Oniel langsung terbangun, duduk di atas ranjang. "Eve? Ada apa memangnya?"

"Kalian masih sering chat, kan?" tanya Indah hati-hati, meski dia tahu jawabannya.

Oniel tampak sedikit bingung, tapi mengangguk. "Iya, kita masih sering ngobrol. Tapi nggak ada apa-apa, Ndah. Aku cuma bantu dia soal bisnis yang mau dia mulai. Kamu nggak perlu khawatir."

"Tapi..." Indah berhenti sejenak, menahan air mata yang hampir keluar. "Aku lihat pesannya, Niel. Aku tahu aku nggak seharusnya buka ponsel kamu, tapi aku cuma mau memastikan... Aku lihat, kalian nggak cuma ngobrol soal bisnis."

Oniel terdiam. Mata Indah penuh dengan harap, seolah mencari penjelasan yang bisa menenangkan hatinya. Tapi Oniel tak langsung menjawab. Ada jeda panjang sebelum akhirnya dia berkata, "Aku... aku memang salah. Harusnya aku nggak terus komunikasi sama dia di luar urusan kerja. Tapi, Ndah, aku nggak pernah bermaksud apa-apa. Sungguh, nggak ada apa-apa di antara kami."

"Tapi kenapa harus kamu yang selalu jadi tempat dia curhat? Kenapa dia selalu cari kamu?" tanya Indah, suaranya bergetar.

Oniel menunduk, mengusap wajahnya dengan tangan. "Aku nggak tahu. Mungkin karena dia nggak punya banyak teman di sini, dan aku satu-satunya orang yang dia kenal dari masa lalu. Tapi, aku janji, Ndah, nggak ada yang lebih dari sekadar teman."

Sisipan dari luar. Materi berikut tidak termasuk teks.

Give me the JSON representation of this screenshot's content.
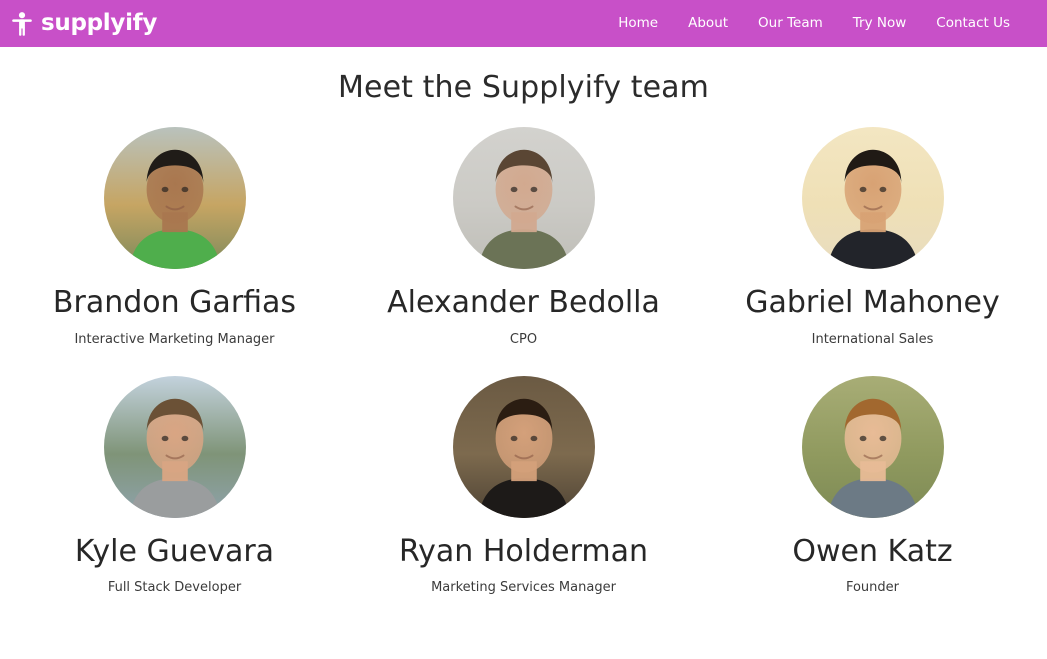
{
  "theme": {
    "navbar_bg": "#c850c8",
    "navbar_text": "#ffffff",
    "page_bg": "#ffffff",
    "heading_color": "#2b2b2b"
  },
  "navbar": {
    "brand_label": "supplyify",
    "brand_icon": "child-icon",
    "links": [
      {
        "label": "Home"
      },
      {
        "label": "About"
      },
      {
        "label": "Our Team"
      },
      {
        "label": "Try Now"
      },
      {
        "label": "Contact Us"
      }
    ]
  },
  "main": {
    "heading": "Meet the Supplyify team",
    "team": [
      {
        "name": "Brandon Garfias",
        "role": "Interactive Marketing Manager",
        "avatar": "photo-man-sunglasses-outdoors",
        "colors": {
          "bg_top": "#b9c2bd",
          "bg_mid": "#c6a563",
          "bg_bottom": "#7e8a5c",
          "hair": "#201c18",
          "skin": "#a9774f",
          "shirt": "#4fae4c"
        }
      },
      {
        "name": "Alexander Bedolla",
        "role": "CPO",
        "avatar": "photo-man-long-hair-grey-wall",
        "colors": {
          "bg_top": "#d3d2ce",
          "bg_mid": "#cbcac5",
          "bg_bottom": "#bfbeb8",
          "hair": "#5a4634",
          "skin": "#d2a98f",
          "shirt": "#6b7356"
        }
      },
      {
        "name": "Gabriel Mahoney",
        "role": "International Sales",
        "avatar": "photo-young-man-cream-wall",
        "colors": {
          "bg_top": "#f3e6c2",
          "bg_mid": "#efe0b6",
          "bg_bottom": "#e8dcc0",
          "hair": "#201a15",
          "skin": "#d8a274",
          "shirt": "#22242a"
        }
      },
      {
        "name": "Kyle Guevara",
        "role": "Full Stack Developer",
        "avatar": "photo-man-lake-background",
        "colors": {
          "bg_top": "#c3d2dd",
          "bg_mid": "#7f9478",
          "bg_bottom": "#8fa3ad",
          "hair": "#6b5136",
          "skin": "#d9a583",
          "shirt": "#9a9d9e"
        }
      },
      {
        "name": "Ryan Holderman",
        "role": "Marketing Services Manager",
        "avatar": "photo-man-suit-red-tie-studio",
        "colors": {
          "bg_top": "#6b5a43",
          "bg_mid": "#7d6a4e",
          "bg_bottom": "#4e4334",
          "hair": "#2b1d12",
          "skin": "#d4a07a",
          "shirt": "#1d1a18"
        }
      },
      {
        "name": "Owen Katz",
        "role": "Founder",
        "avatar": "photo-man-sunglasses-hillside",
        "colors": {
          "bg_top": "#a8ad76",
          "bg_mid": "#909a5f",
          "bg_bottom": "#7d8a55",
          "hair": "#a2682f",
          "skin": "#e8bb96",
          "shirt": "#6c7a85"
        }
      }
    ]
  }
}
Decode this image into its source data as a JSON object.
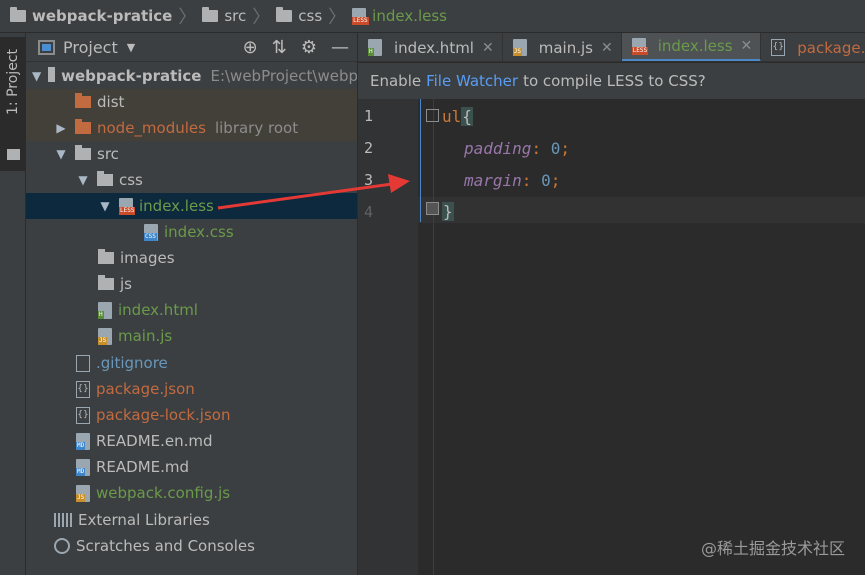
{
  "breadcrumb": [
    {
      "label": "webpack-pratice",
      "icon": "folder-icon"
    },
    {
      "label": "src",
      "icon": "folder-icon"
    },
    {
      "label": "css",
      "icon": "folder-icon"
    },
    {
      "label": "index.less",
      "icon": "less-file-icon"
    }
  ],
  "strip": {
    "tab_label": "1: Project"
  },
  "panel": {
    "title": "Project",
    "tools": {
      "locate": "⊕",
      "collapse": "⇅",
      "settings": "⚙",
      "hide": "—"
    }
  },
  "tree": {
    "root": {
      "name": "webpack-pratice",
      "path": "E:\\webProject\\webp"
    },
    "dist": "dist",
    "node_modules": {
      "name": "node_modules",
      "note": "library root"
    },
    "src": "src",
    "css": "css",
    "index_less": "index.less",
    "index_css": "index.css",
    "images": "images",
    "js": "js",
    "index_html": "index.html",
    "main_js": "main.js",
    "gitignore": ".gitignore",
    "package_json": "package.json",
    "package_lock": "package-lock.json",
    "readme_en": "README.en.md",
    "readme": "README.md",
    "webpack_config": "webpack.config.js",
    "external_libraries": "External Libraries",
    "scratches": "Scratches and Consoles"
  },
  "tabs": [
    {
      "label": "index.html",
      "tag": "H"
    },
    {
      "label": "main.js",
      "tag": "JS"
    },
    {
      "label": "index.less",
      "tag": "LESS"
    },
    {
      "label": "package.json",
      "tag": "{}"
    }
  ],
  "notice": {
    "prefix": "Enable",
    "link": "File Watcher",
    "suffix": "to compile LESS to CSS?"
  },
  "code": {
    "line_numbers": [
      "1",
      "2",
      "3",
      "4"
    ],
    "selector": "ul",
    "open_brace": "{",
    "prop1": "padding",
    "val1": "0",
    "prop2": "margin",
    "val2": "0",
    "close_brace": "}"
  },
  "watermark": "@稀土掘金技术社区",
  "colors": {
    "accent": "#4a88c7",
    "arrow": "#e53935",
    "selection": "#0d293e"
  }
}
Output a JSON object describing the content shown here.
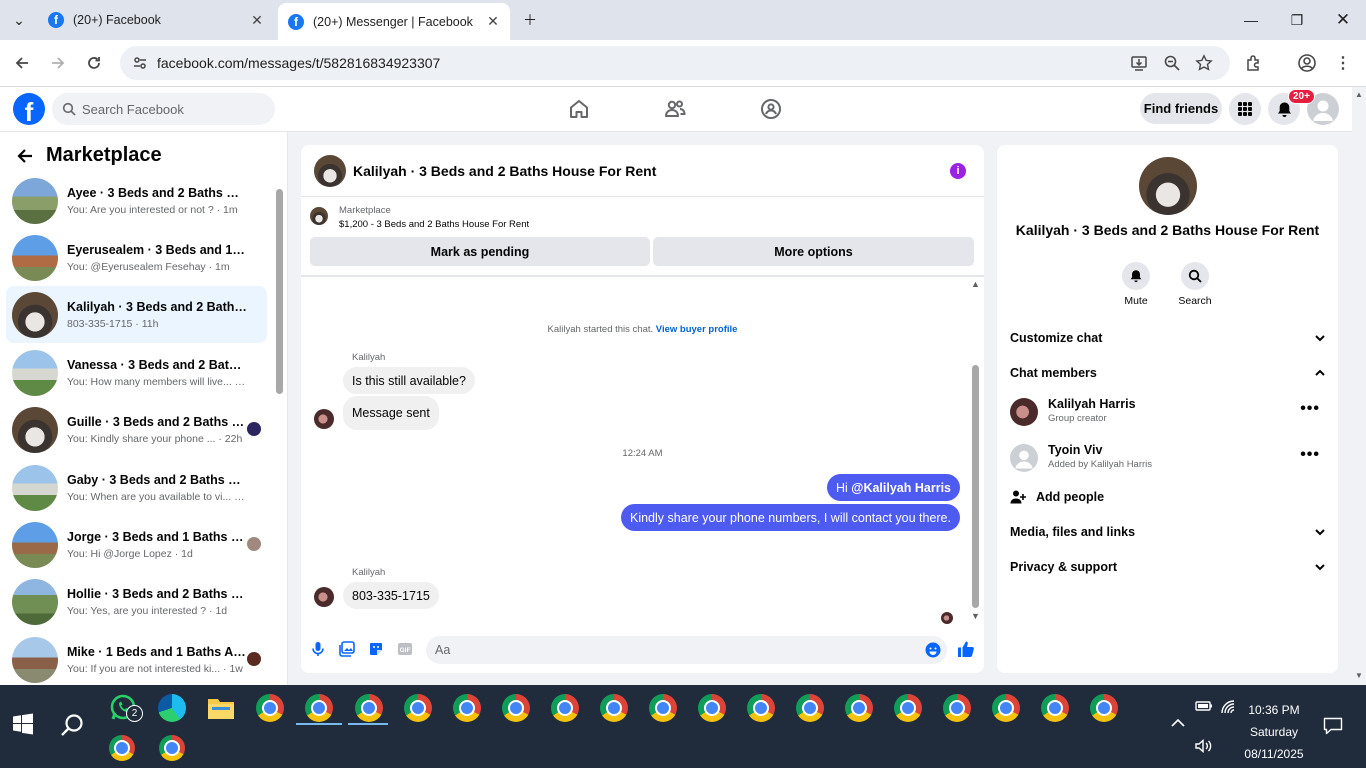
{
  "browser": {
    "tabs": [
      {
        "title": "(20+) Facebook"
      },
      {
        "title": "(20+) Messenger | Facebook"
      }
    ],
    "url": "facebook.com/messages/t/582816834923307"
  },
  "fb_header": {
    "search_placeholder": "Search Facebook",
    "find_friends": "Find friends",
    "notification_badge": "20+"
  },
  "sidebar": {
    "title": "Marketplace",
    "conversations": [
      {
        "name": "Ayee · 3 Beds and 2 Baths Hous...",
        "snippet": "You: Are you interested or not ? · 1m"
      },
      {
        "name": "Eyerusealem · 3 Beds and 1 Bath...",
        "snippet": "You: @Eyerusealem Fesehay · 1m"
      },
      {
        "name": "Kalilyah · 3 Beds and 2 Baths H...",
        "snippet": "803-335-1715 · 11h"
      },
      {
        "name": "Vanessa · 3 Beds and 2 Baths H...",
        "snippet": "You: How many members will live... · 22h"
      },
      {
        "name": "Guille · 3 Beds and 2 Baths H...",
        "snippet": "You: Kindly share your phone ... · 22h"
      },
      {
        "name": "Gaby · 3 Beds and 2 Baths Hous...",
        "snippet": "You: When are you available to vi... · 22h"
      },
      {
        "name": "Jorge · 3 Beds and 1 Baths Ho...",
        "snippet": "You: Hi @Jorge Lopez · 1d"
      },
      {
        "name": "Hollie · 3 Beds and 2 Baths Hou...",
        "snippet": "You: Yes, are you interested ? · 1d"
      },
      {
        "name": "Mike · 1 Beds and 1 Baths Ap...",
        "snippet": "You: If you are not interested ki... · 1w"
      }
    ]
  },
  "chat": {
    "title": "Kalilyah · 3 Beds and 2 Baths House For Rent",
    "marketplace_label": "Marketplace",
    "listing": "$1,200 - 3 Beds and 2 Baths House For Rent",
    "mark_pending": "Mark as pending",
    "more_options": "More options",
    "started_text": "Kalilyah started this chat.",
    "view_buyer": "View buyer profile",
    "sender_name": "Kalilyah",
    "msg1": "Is this still available?",
    "msg2": "Message sent",
    "time_sep": "12:24 AM",
    "out1_prefix": "Hi ",
    "out1_mention": "@Kalilyah Harris",
    "out2": "Kindly share your phone numbers, I will contact you there.",
    "sender_name2": "Kalilyah",
    "msg3": "803-335-1715",
    "composer_placeholder": "Aa"
  },
  "right_panel": {
    "title": "Kalilyah · 3 Beds and 2 Baths House For Rent",
    "mute": "Mute",
    "search": "Search",
    "customize": "Customize chat",
    "members_section": "Chat members",
    "members": [
      {
        "name": "Kalilyah Harris",
        "role": "Group creator"
      },
      {
        "name": "Tyoin Viv",
        "role": "Added by Kalilyah Harris"
      }
    ],
    "add_people": "Add people",
    "media": "Media, files and links",
    "privacy": "Privacy & support"
  },
  "taskbar": {
    "whatsapp_badge": "2",
    "time": "10:36 PM",
    "day": "Saturday",
    "date": "08/11/2025"
  },
  "colors": {
    "fb_blue": "#0866ff",
    "bubble_out": "#4e5bf0",
    "active_conv": "#ebf5ff"
  }
}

Indah hanya bisa menghela napas panjang. Rasa sakit di hatinya tak sepenuhnya hilang, tapi dia juga tak bisa sepenuhnya menyalahkan Oniel. Dia tahu, mungkin ini hanyalah kesalahpahaman. Tapi tetap saja, luka itu sudah tergores, dan untuk menyembuhkannya, butuh lebih dari sekadar kata-kata.

Di sisi lain, Oniel tahu dia telah mengabaikan perasaan Indah selama ini. Mungkin dia tak pernah berniat menyakiti istrinya, tapi dia sadar bahwa dengan membiarkan Eve terus ada di dalam hidup mereka, dia telah menciptakan celah yang tak seharusnya ada. Celah yang kini mulai melebar, dan Oniel harus segera mencari cara untuk menutupnya, sebelum semuanya terlambat.